Outro costume popular estudado por Thompson diz respeito à rough music, sons rudes
emitidos pela multidão para zombar e hostilizar indivíduos que não cumpriam com as normas
sociais esperadas pelos pares. Essas músicas eram feitas com instrumentos desafinados e
com materiais como latas, panelas e potes. A intenção era humilhar a vítima e fazê-la passar
pelo maior dos castigos à época: a desonra pública (THOMPSON, 1998, p. 367). As turbas
saíam pelos campos e geralmente seguiam à casa do infrator para hostilizá-lo de forma mais
ou menos brutal ou irônica, de acordo com a gravidade dos delitos . Durante o século XVIII, as
vítimas mais comuns eram as mulheres mandonas que maltratavam ou batiam em seus
maridos, viúvos e viúvas que se casavam pela segunda vez, homens e mulheres que cometiam
adultério, bem como homens que espancavam suas mulheres, ainda que esta última categoria
só ganhara relevância no século XIX, período em que o ritual entrou em declínio por uma série
de razões (THOMPSON, 1998, p. 370). Durante todas essas práticas, era relativamente
comum que estas fossem acompanhadas de outros ritos de zombaria, tais com o cavalgar do
culpado/a em uma vara cheia de espinhos, a queima e o enterro de efígies que representavam
o denunciado, caças ao veado, entre outros. De modo geral, Thompson conclui que a rough
music era uma prática socialmente conservadora que defendia o costume e a tradição da
dominação masculina na Inglaterra do período moderno (1998, p. 392). 

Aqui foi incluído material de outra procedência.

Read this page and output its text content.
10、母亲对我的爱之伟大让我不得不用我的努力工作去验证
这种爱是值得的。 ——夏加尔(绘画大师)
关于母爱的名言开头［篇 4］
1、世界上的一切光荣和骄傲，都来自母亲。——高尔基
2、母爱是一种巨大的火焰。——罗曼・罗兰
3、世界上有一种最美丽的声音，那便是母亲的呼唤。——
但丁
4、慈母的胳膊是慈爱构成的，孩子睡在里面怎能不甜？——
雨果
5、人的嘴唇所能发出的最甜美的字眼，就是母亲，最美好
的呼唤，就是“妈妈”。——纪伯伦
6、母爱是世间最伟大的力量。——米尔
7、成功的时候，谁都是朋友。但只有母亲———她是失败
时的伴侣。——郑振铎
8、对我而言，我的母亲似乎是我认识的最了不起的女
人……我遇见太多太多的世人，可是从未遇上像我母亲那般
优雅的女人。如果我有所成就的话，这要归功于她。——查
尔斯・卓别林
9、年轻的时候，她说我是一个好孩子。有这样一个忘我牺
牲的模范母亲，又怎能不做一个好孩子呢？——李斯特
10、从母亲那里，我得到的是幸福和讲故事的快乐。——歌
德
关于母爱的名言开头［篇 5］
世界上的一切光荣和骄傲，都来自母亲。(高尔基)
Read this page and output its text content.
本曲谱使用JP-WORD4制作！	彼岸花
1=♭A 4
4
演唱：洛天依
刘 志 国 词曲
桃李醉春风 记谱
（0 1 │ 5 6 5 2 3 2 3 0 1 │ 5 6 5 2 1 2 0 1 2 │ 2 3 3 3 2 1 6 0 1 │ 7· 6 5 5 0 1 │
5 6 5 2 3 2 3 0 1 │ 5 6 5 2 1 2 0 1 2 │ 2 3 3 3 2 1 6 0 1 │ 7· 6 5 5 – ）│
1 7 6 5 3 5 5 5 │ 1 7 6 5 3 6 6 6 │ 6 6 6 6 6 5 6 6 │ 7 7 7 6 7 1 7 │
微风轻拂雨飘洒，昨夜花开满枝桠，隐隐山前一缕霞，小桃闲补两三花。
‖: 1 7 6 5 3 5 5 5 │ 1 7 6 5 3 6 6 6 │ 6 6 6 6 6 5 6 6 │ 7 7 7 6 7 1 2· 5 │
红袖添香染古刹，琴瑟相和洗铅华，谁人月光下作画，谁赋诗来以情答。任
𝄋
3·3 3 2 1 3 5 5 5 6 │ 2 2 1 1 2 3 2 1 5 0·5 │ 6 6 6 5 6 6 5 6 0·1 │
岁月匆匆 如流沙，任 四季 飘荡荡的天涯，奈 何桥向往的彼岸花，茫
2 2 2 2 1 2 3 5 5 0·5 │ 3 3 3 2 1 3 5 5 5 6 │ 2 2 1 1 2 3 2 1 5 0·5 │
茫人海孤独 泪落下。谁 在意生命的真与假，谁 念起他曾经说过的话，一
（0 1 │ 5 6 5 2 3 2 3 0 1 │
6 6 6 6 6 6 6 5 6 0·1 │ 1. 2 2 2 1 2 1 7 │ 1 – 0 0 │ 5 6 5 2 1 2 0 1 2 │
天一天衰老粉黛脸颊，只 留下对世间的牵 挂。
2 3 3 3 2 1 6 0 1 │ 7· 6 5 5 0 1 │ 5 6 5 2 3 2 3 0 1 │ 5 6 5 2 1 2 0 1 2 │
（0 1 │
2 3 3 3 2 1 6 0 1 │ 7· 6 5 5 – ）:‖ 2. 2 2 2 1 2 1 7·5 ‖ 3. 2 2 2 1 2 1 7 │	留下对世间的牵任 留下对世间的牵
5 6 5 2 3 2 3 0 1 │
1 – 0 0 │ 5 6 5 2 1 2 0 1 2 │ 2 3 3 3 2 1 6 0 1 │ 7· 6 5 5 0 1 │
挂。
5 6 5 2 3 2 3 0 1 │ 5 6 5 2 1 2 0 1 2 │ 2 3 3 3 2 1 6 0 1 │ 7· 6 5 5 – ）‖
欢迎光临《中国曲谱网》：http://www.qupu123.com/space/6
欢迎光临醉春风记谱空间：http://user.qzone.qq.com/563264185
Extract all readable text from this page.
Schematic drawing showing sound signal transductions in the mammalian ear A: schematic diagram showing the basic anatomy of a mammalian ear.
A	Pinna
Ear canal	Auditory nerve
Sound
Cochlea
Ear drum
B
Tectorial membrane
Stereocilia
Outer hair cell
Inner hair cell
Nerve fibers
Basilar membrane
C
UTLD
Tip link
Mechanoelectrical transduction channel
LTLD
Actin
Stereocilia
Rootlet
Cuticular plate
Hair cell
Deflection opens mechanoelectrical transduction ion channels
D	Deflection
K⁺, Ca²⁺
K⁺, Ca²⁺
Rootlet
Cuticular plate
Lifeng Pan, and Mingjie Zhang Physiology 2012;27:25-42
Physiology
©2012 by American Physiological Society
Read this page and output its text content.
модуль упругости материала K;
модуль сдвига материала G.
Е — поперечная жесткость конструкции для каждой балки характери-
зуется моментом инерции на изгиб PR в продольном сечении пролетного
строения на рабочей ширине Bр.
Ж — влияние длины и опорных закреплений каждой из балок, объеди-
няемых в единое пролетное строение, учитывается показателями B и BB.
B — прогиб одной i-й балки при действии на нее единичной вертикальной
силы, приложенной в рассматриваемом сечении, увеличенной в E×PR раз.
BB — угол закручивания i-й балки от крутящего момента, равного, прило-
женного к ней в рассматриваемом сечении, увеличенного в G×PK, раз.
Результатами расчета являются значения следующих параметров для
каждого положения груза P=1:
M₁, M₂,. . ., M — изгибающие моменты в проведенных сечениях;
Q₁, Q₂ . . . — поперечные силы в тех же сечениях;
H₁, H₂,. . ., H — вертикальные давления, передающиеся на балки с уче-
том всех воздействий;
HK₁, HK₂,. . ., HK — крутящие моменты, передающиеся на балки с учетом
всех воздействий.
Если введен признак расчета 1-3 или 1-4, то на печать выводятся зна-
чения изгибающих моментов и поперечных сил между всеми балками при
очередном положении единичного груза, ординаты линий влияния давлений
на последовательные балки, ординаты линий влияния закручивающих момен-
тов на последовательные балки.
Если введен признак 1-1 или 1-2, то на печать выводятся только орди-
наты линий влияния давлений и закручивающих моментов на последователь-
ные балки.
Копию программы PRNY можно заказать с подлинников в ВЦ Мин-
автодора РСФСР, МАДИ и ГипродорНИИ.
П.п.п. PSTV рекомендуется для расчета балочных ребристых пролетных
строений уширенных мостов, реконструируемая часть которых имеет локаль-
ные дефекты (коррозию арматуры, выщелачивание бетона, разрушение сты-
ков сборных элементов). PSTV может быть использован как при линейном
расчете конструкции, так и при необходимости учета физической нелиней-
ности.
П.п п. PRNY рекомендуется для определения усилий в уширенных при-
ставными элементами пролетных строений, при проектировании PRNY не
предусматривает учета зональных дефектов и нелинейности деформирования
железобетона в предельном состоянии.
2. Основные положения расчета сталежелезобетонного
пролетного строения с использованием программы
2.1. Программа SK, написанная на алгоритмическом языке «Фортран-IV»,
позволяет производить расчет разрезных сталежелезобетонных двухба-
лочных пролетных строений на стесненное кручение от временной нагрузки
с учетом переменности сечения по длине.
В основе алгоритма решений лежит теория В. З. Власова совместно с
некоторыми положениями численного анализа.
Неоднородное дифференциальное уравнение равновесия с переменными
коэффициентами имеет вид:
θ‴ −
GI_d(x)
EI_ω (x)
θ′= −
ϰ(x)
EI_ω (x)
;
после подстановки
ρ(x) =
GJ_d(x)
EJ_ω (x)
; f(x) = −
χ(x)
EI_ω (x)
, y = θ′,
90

Por fim, para traçar um panorama geral do que fora exposto até aqui, pode-se notar que
todas as pesquisas aqui citadas voltaram o seu olhar para os elementos culturais das
sociedades estudadas. Esse tipo de abordagem é fundamental para romper os silêncios que
as vertentes mais tradicionais da historiografia geralmente não conseguem vencer. Os
trabalhos de Nicolau Sevcenko sobe a cultura renascentista e de Peter Burke sobre o processo
de fabricação da imagem pública de Luis XIV demonstram o quanto a arte e a alta cultura,
além de possuírem significados e motivações em si mesmas, estavam intrinsecamente ligadas
às relações de poder e à estruturação das respectivas sociedades, ainda que concentradas no
seio das elites italianas e francesas das quais pertenciam. Por outro lado, o mesmo Peter
Burke e Edward Palmer Thompson foram muito competentes em revelar aspectos riquíssimos
da cultura popular de algumas localidades da Europa. Quer nos estudos comparativos entre as
culturas distintas de diferentes grupos sociais ou através da problematização de alguns rituais
específicos do pobres, percebe-se claramente em ambos os casos que, apesar de estarem
praticamente excluídos da “grande tradição”, as massas populares forjaram seus próprios
parâmetros e costumes ao decorrer do tempo, mantendo por muitas vezes uma cultura distinta
e em grande medida independente dos gostos das elites, algo essencial para a própria
sobrevivência dos pobres. Ainda assim, discorrer sobre a real importância das questões
culturais nos estudos de História não é algo fácil de se fazer, principalmente para os
estudantes que, como eu, não possuem grandes afinidades com a cultura, seja lá qual for sua
definição mais precisa. 
Referências
BURKE, Peter. A fabricação do rei: A construção da imagem pública de Luis XIV. Rio de
Janeiro: Zahar, 2009. 
BURKE, Peter. Cultura popular na Idade Moderna: Europa, 1500-1800. São Paulo:
Companhia das Letras, 2010. 
SEVCENKO, Nicolau. O Renascimento. São Paulo: Atual, 1994.
THOMPSON, Edward Palmer. Costumes em Comum: Estudos sobre a cultura popular
tradicional. São Paulo: Companhia das Letras, 1998.